For the hedge fund industry, that means AI is no longer just a technology story. It is a market-structure story.
The next phase of competition will likely separate managers into three groups. The first group will use AI mainly as a cost-saving tool. They may become more efficient operationally but not necessarily better investors. The second group will use AI as a signal engine, but may risk blending into the crowd if their inputs and methods are not sufficiently differentiated. The third group will use AI as one component of a broader investment architecture — combining proprietary data, human judgment, differentiated research, disciplined risk management and awareness of crowding.
That third group is where the real alpha may reside.
The irony is that AI could make human judgment more valuable, not less. As machines become better at summarizing consensus, the premium may shift toward investors who can challenge consensus. As models become better at finding obvious patterns, the edge may move toward non-obvious interpretation. As everyone gains access to faster analysis, patience, skepticism and differentiated positioning may become more important.
For Citadel and its peers, this is not a theoretical exercise. These firms operate at the frontier of capital, technology and risk. Their AI adoption will shape how the rest of the industry thinks about research productivity, trading efficiency and portfolio oversight. But their warnings — explicit or implied — should also be taken seriously. Faster tools do not automatically create better markets. They can also create faster mistakes.
The broader lesson for investors is clear: AI is not eliminating market cycles. It is changing how they form.
Crowding may happen faster. Unwinds may accelerate. Flash volatility may become more narrative-driven. Liquidity may become more conditional. The difference between a useful signal and a crowded signal may become harder to detect.
That makes risk management more important than ever.
The winners in the AI era will not simply be the firms with the largest models or the most impressive dashboards. They will be the firms that understand the second-order effects of AI adoption: correlation, crowding, reflexivity, liquidity and the psychology of machine-assisted consensus.

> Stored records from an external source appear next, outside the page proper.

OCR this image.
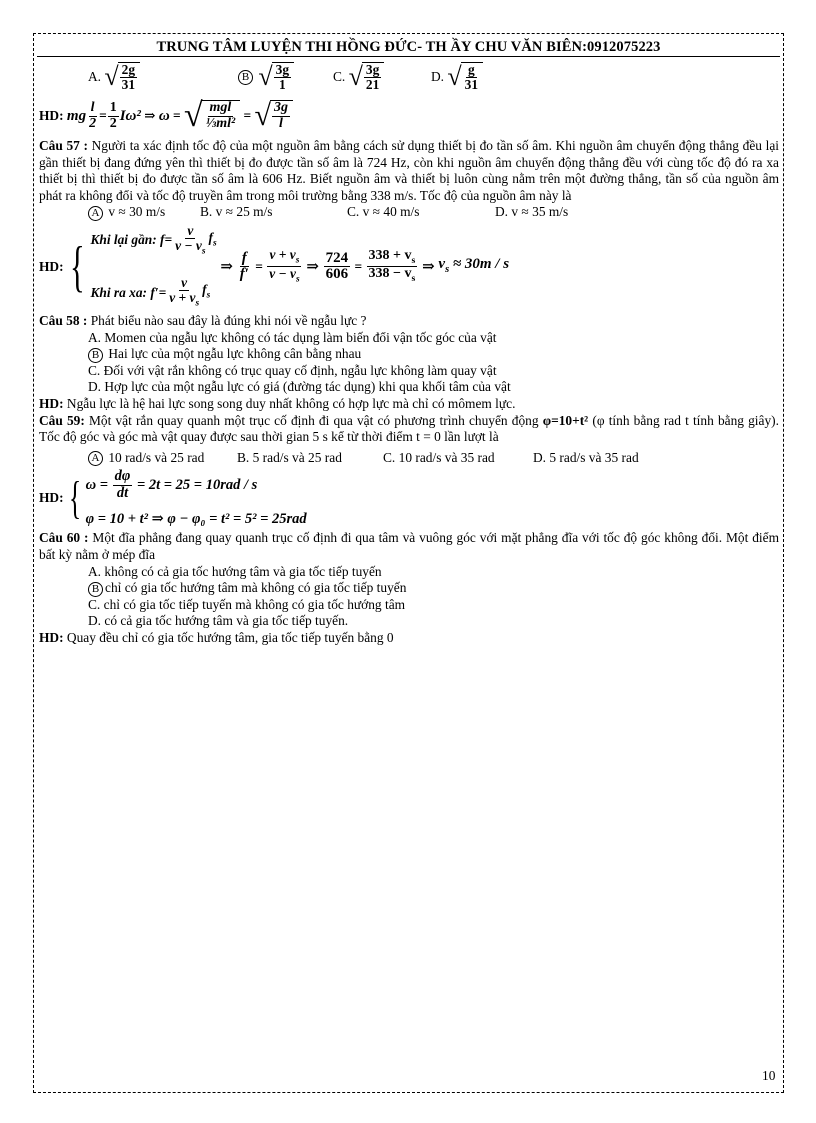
TRUNG TÂM LUYỆN THI HỒNG ĐỨC- TH ẦY CHU VĂN BIÊN:0912075223
A.
√ $\frac{2g}{31}$	B
√ $\frac{3g}{1}$	C.
√ $\frac{3g}{21}$	D.
√ $\frac{g}{31}$
HD:
mg $\frac{l}{2} = \frac{1}{2} I\omega^2$ ⇒ ω = √ $\frac{\text{mgl}}{\text{⅓ml²}}$ = √ $\frac{3g}{l}$

Câu 57 : Người ta xác định tốc độ của một nguồn âm bằng cách sử dụng thiết bị đo tần số âm. Khi nguồn âm chuyển động thẳng đều lại gần thiết bị đang đứng yên thì thiết bị đo được tần số âm là 724 Hz, còn khi nguồn âm chuyển động thẳng đều với cùng tốc độ đó ra xa thiết bị thì thiết bị đo được tần số âm là 606 Hz. Biết nguồn âm và thiết bị luôn cùng nằm trên một đường thẳng, tần số của nguồn âm phát ra không đổi và tốc độ truyền âm trong môi trường bằng 338 m/s. Tốc độ của nguồn âm này là

A v ≈ 30 m/s	B. v ≈ 25 m/s	C. v ≈ 40 m/s	D. v ≈ 35 m/s
HD: { Khi lại gần:
$f= \frac{v}{v - v_s} f_s$
Khi ra xa:
$f'= \frac{v}{v + v_s} f_s$
⇒ $\frac{f}{f'} = \frac{v + v_s}{v - v_s}$ ⇒ $\frac{724}{606} = \frac{338 + v_s}{338 - v_s}$ ⇒ $v_s \approx 30m / s$

Câu 58 : Phát biểu nào sau đây là đúng khi nói về ngẫu lực ?

A. Momen của ngẫu lực không có tác dụng làm biến đổi vận tốc góc của vật
B Hai lực của một ngẫu lực không cân bằng nhau
C. Đối với vật rắn không có trục quay cố định, ngẫu lực không làm quay vật
D. Hợp lực của một ngẫu lực có giá (đường tác dụng) khi qua khối tâm của vật

HD: Ngẫu lực là hệ hai lực song song duy nhất không có hợp lực mà chỉ có mômem lực.

Câu 59: Một vật rắn quay quanh một trục cố định đi qua vật có phương trình chuyển động φ=10+t² (φ tính bằng rad t tính bằng giây). Tốc độ góc và góc mà vật quay được sau thời gian 5 s kể từ thời điểm t = 0 lần lượt là

A 10 rad/s và 25 rad	B. 5 rad/s và 25 rad	C. 10 rad/s và 35 rad	D. 5 rad/s và 35 rad
HD: { $\omega = \frac{d\varphi}{dt}$
= 2t = 25 = 10rad / s
φ = 10 + t² ⇒ φ − φ₀ = t² = 5² = 25rad

Câu 60 : Một đĩa phẳng đang quay quanh trục cố định đi qua tâm và vuông góc với mặt phẳng đĩa với tốc độ góc không đổi. Một điểm bất kỳ nằm ở mép đĩa

A. không có cả gia tốc hướng tâm và gia tốc tiếp tuyến
B chỉ có gia tốc hướng tâm mà không có gia tốc tiếp tuyến
C. chỉ có gia tốc tiếp tuyến mà không có gia tốc hướng tâm
D. có cả gia tốc hướng tâm và gia tốc tiếp tuyến.

HD: Quay đều chỉ có gia tốc hướng tâm, gia tốc tiếp tuyến bằng 0

10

AI may indeed make markets faster. It may make research cheaper. It may make information more accessible. But whether it makes markets more efficient is now an open question.
For alternative investment managers, that question has become one of the defining issues of 2026. The rise of AI is not just changing how trades are found. It is changing how trades become crowded, how volatility erupts and how alpha must be defended.
In the old market, investors worried about crowded rooms.
In the new market, they may need to worry about crowded algorithms.